Figure 6. Heat map of the digestion of individually-quantified oligosaccharides from pooled HMO, by β-galactosidases (BLNG00015 and BLNG01753) and α-fucosidases (BLNG01263 and BLNG01264) purified from B. longum SC596).

Enzymes were incubated with pooled HMO and products were quantified using LC-MS. The percentage digestion calculated for each of the specific oligosaccharide degraded by these enzymes is expressed via a heat map. HMO names and structures were reported in ref. . T: Terminal linkage; endo: internal linkage.

Figure 7. FHMO utilization cluster in B. longum SC596, and homologous genes in bifidobacteria.

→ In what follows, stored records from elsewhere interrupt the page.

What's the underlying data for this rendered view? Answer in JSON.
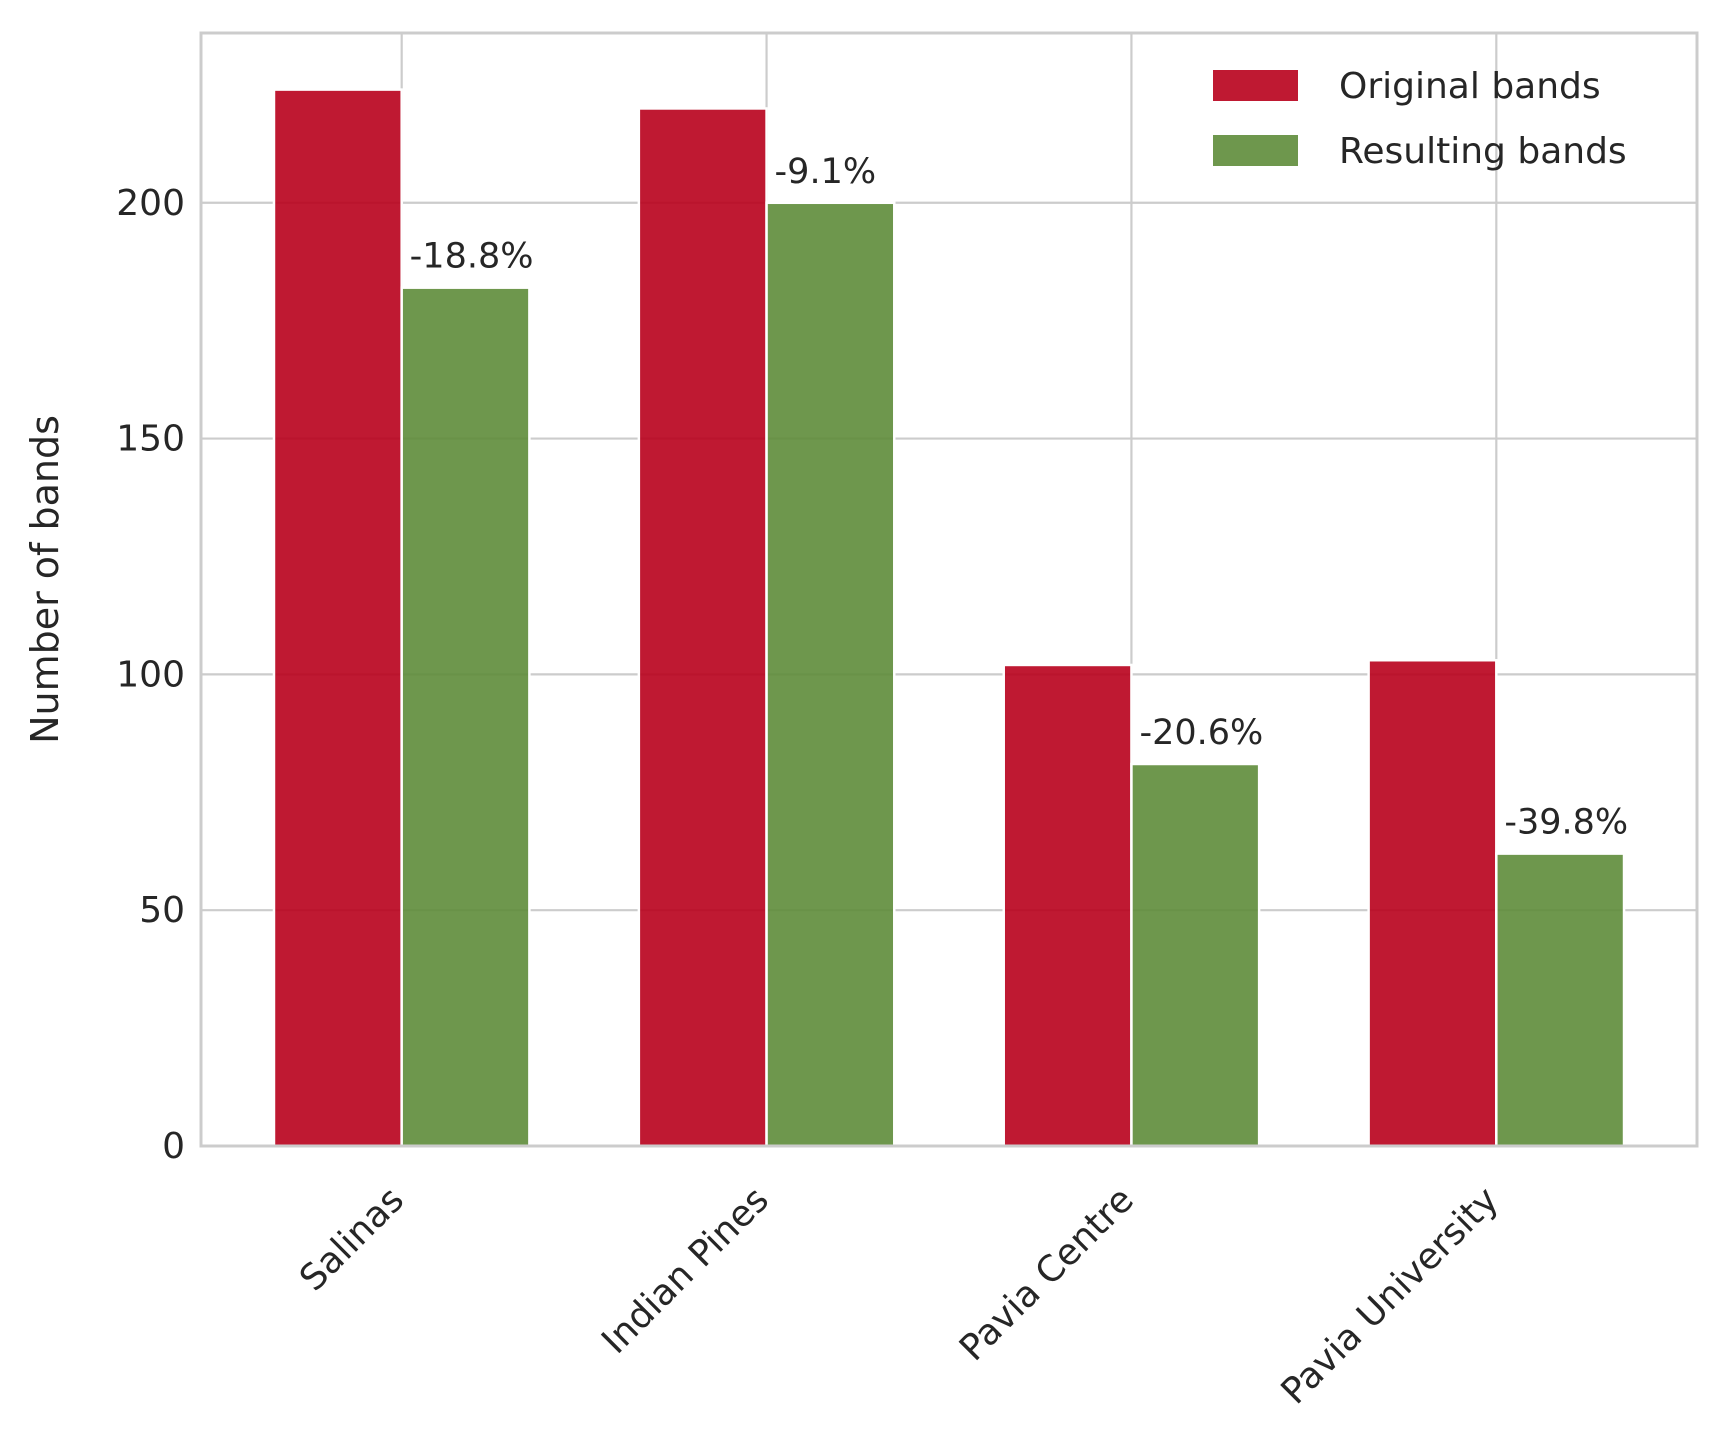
{
  "chart_data": {
    "type": "bar",
    "title": "",
    "xlabel": "",
    "ylabel": "Number of bands",
    "categories": [
      "Salinas",
      "Indian Pines",
      "Pavia Centre",
      "Pavia University"
    ],
    "series": [
      {
        "name": "Original bands",
        "values": [
          224,
          220,
          102,
          103
        ],
        "color": "#b8001c"
      },
      {
        "name": "Resulting bands",
        "values": [
          182,
          200,
          81,
          62
        ],
        "color": "#5e8c3a"
      }
    ],
    "annotations": [
      "-18.8%",
      "-9.1%",
      "-20.6%",
      "-39.8%"
    ],
    "ylim": [
      0,
      236
    ],
    "yticks": [
      0,
      50,
      100,
      150,
      200
    ],
    "grid": true,
    "legend_position": "top-right",
    "xtick_rotation": 45
  }
}
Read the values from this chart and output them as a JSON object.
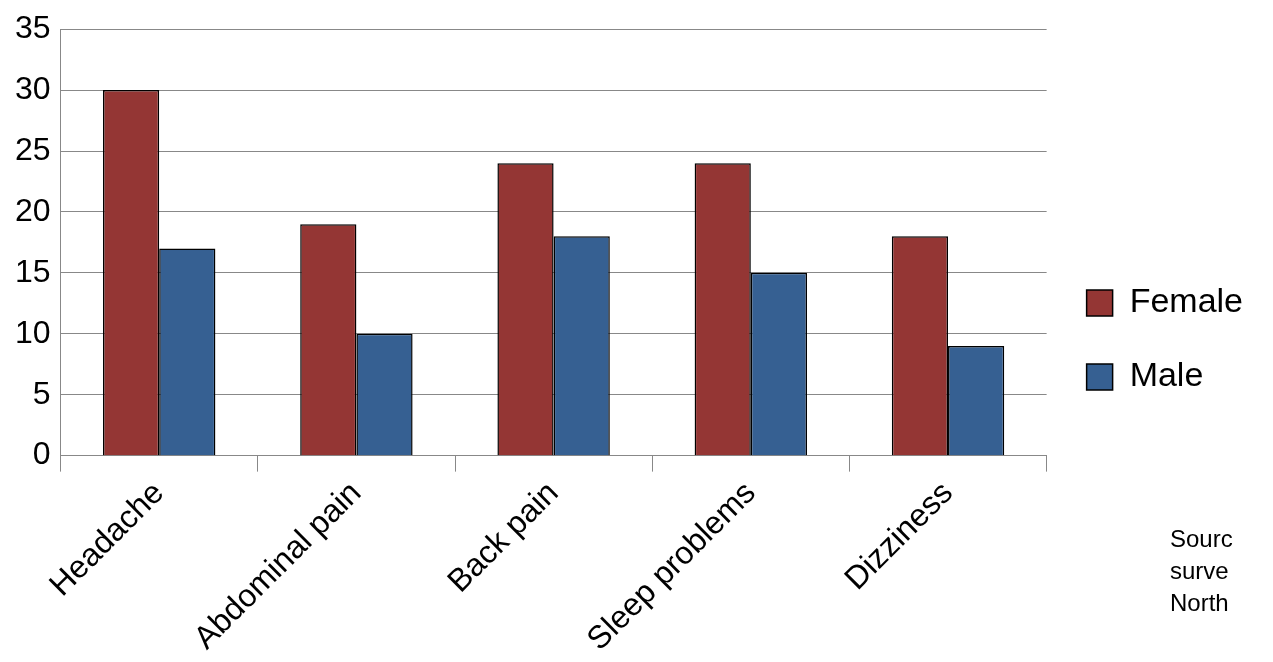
{
  "chart_data": {
    "type": "bar",
    "categories": [
      "Headache",
      "Abdominal pain",
      "Back pain",
      "Sleep problems",
      "Dizziness"
    ],
    "series": [
      {
        "name": "Female",
        "color": "#943634",
        "values": [
          30,
          19,
          24,
          24,
          18
        ]
      },
      {
        "name": "Male",
        "color": "#366092",
        "values": [
          17,
          10,
          18,
          15,
          9
        ]
      }
    ],
    "ylim": [
      0,
      35
    ],
    "yticks": [
      0,
      5,
      10,
      15,
      20,
      25,
      30,
      35
    ],
    "grid": "y",
    "legend": "right",
    "annotations": [
      "Sourc",
      "surve",
      "North"
    ]
  }
}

Arrows represent genes, and numbers on top of each gene indicate the locus tag number in the respective genome. Text inside the arrows indicates predicted or validated annotations. Red numbers indicate percent identity between corresponding genes and homologs relative to strain SC596. Colors of each gene are indicative of the primary function of each respective gene: transcriptional regulators (black), oligosaccharide transport (blue), carbohydrate feeder pathways (green) and glycosyl hydrolases (red). SBP: Solute Binding Protein; L-Fuc DH: L-fuconate dehydrogenase; DHPS: Dihydropicolinate synthase; FucU: L-fucose mutarotase.